Mendigos del Caribe

Independientemente de la administración de turno, me gustaría ver el día en que sufraguemos nuestros propios gastos y mejoras, en vez de ir de rodillas a que nos den una limosna.

Presionan en Washington por el tren liviano

Discuten extender el Tren Urbano al Viejo San Juan, Caguas y Toa Baja

WASHINGTON – Las autoridades puertorriqueñas presionan hoy y mañana en Washington a favor de proyectos de transporte colectivo y mejoras a carreteras en Puerto Rico que pueden totalizar $2,300 millones.

El tema de la transportación pública en Puerto Rico es de sumo interés para mí (muy posible que esta entrada sea larga).

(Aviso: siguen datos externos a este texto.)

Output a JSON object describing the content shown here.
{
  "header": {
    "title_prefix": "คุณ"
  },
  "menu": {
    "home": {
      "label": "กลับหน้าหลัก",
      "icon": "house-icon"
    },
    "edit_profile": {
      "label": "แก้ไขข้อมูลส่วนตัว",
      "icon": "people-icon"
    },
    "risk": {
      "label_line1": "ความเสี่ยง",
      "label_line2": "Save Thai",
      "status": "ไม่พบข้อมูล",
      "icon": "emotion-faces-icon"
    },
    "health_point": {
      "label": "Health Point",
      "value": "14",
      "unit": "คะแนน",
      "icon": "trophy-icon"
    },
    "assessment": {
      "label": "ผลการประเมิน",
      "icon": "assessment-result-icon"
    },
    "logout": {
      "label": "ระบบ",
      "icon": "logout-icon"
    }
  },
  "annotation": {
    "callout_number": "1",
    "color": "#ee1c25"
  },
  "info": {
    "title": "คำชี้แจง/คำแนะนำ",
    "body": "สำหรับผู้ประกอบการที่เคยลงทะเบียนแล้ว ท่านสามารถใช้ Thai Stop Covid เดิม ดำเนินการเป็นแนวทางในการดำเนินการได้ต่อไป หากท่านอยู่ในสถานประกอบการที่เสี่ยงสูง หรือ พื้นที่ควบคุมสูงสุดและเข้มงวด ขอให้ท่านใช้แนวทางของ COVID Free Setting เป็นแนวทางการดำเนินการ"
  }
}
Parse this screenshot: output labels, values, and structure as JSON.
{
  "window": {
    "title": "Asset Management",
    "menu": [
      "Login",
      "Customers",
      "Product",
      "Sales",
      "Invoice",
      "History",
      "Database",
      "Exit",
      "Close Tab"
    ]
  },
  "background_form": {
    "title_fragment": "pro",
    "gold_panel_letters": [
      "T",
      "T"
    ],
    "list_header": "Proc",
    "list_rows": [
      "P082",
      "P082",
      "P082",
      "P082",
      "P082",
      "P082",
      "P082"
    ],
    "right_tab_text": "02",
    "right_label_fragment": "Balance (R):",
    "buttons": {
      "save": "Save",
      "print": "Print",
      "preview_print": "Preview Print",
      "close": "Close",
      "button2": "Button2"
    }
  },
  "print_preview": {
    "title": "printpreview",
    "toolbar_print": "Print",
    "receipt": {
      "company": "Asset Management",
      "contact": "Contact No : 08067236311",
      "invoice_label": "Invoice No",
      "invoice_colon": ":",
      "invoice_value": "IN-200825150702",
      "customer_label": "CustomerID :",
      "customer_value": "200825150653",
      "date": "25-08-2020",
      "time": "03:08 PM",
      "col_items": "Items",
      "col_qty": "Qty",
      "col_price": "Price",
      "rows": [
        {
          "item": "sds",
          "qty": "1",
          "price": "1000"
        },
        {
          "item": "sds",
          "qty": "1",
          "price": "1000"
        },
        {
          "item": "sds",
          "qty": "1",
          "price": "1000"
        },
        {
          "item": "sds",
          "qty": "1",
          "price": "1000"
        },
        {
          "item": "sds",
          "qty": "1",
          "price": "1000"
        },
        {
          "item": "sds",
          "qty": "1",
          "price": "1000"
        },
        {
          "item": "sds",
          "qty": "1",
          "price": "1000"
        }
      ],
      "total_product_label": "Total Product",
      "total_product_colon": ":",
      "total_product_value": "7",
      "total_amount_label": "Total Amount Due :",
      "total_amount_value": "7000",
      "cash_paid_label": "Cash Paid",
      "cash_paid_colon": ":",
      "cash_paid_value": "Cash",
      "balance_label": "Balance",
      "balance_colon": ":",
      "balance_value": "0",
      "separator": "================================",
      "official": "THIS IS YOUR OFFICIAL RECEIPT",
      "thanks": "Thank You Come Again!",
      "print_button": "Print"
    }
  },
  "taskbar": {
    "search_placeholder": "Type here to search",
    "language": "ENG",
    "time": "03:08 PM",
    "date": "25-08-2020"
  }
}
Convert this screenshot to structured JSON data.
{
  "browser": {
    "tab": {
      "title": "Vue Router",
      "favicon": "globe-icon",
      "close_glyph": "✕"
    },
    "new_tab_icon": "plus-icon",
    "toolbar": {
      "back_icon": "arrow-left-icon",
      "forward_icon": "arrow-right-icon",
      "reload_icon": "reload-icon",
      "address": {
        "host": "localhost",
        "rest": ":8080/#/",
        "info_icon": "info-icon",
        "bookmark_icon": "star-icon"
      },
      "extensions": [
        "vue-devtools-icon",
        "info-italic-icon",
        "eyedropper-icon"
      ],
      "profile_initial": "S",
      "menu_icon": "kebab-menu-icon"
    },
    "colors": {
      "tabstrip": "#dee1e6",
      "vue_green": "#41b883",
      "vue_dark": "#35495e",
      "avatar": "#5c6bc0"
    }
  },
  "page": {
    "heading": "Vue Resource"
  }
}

Vivo en una ciudad metropolitana que cuenta con un sistema de transportación pésimo. Los autobuses tienen rutas complicadas y poco eficientes. Además, el horario de operación no es compatible con las exigencias de la vida moderna. Muchas personas que no tienen automóvil se ven forzadas a trabajar horarios inusuales (léase: salen o entran a trabajar cuando los autobuses y el tren no están en servicio). Sin mencionar el tiempo de espera para que pasen los autobuses.

El Tren Urbano es lo único que funciona eficientemente en cuanto a tiempo de espera y comodidad se refiere. Sin embargo, la localización de la mayoría de las estaciones del tren es absurda. Estas estaciones están al alcance de aquellos que tienen automóvil. Encuentro que la manera más eficiente de utilizar el tren es con la combinación de una bicicleta. Pero cualquier beneficio a la salud que puedas recibir al correrla es negado por la probabilidad de que algún auto te choque.

A principios del siglo pasado, Puerto Rico contaba con un tren que le daba la vuelta a la isla. En las ciudades, como San Juan, Mayagüez y Bayamón, existían tranvías para transportar a la gente. Era un sistema que funcionaba y que, en las ciudades más modernas del mundo, aún funciona. El empeño del Gobierno de la época por fomentar la industria de automóviles y de la construcción de carreteras terminó con el sistema eficiente de transportación pública que existía. El dinero derivado de fondos federales que se ganarían algunos grandes intereses en la construcción de carreteras era impresionante y comerciantes afiliados con ambos partidos políticos se beneficiaron (y se benefician aún: Empresas Díaz, Cemento Ponce, etc.).

Es obvio que los administradores de la colonia sólo buscan sacarles dinero al gobierno federal. Y no es para el beneficio del pueblo. Los servicios que el gobierno provee a los ciudadanos es risible. Si en realidad habría una intención de mejorar la transportación en Puerto Rico, ya se hubiese encontrado la solución. En el siglo 19, don Pablo Ubarri lo logró; no hay por qué dudar que hoy se podría también. La ciudad de Portland en Oregon lo hizo de esta manera:

Los ingresos por concepto de “parking” pagaron más de la mitad del capital requerido para implantar el tram. La ciudad aumentó en 10 centavos el costo por hora y canalizó al proyecto los ingresos de los edificios municipales.

Portland construyó su tram a razón de una manzana por semana. “South Waterfront” constituye su esfuerzo de redesarrollo más ambicioso. Ha fomentado la creación de 5,000 trabajos y 3,000 unidades residenciales, 800 como vivienda asequible; también la reapropiación de 1/4 de milla verde con parques que incorporan prácticas sustentables.

Más información aquí.

Para todo en esta isla esperamos y dependemos de los demás antes de levantarnos a hacer algo. Somos los adolescentes del Caribe que no saben vivir sin sus padres. Hasta que nos boten de la casa.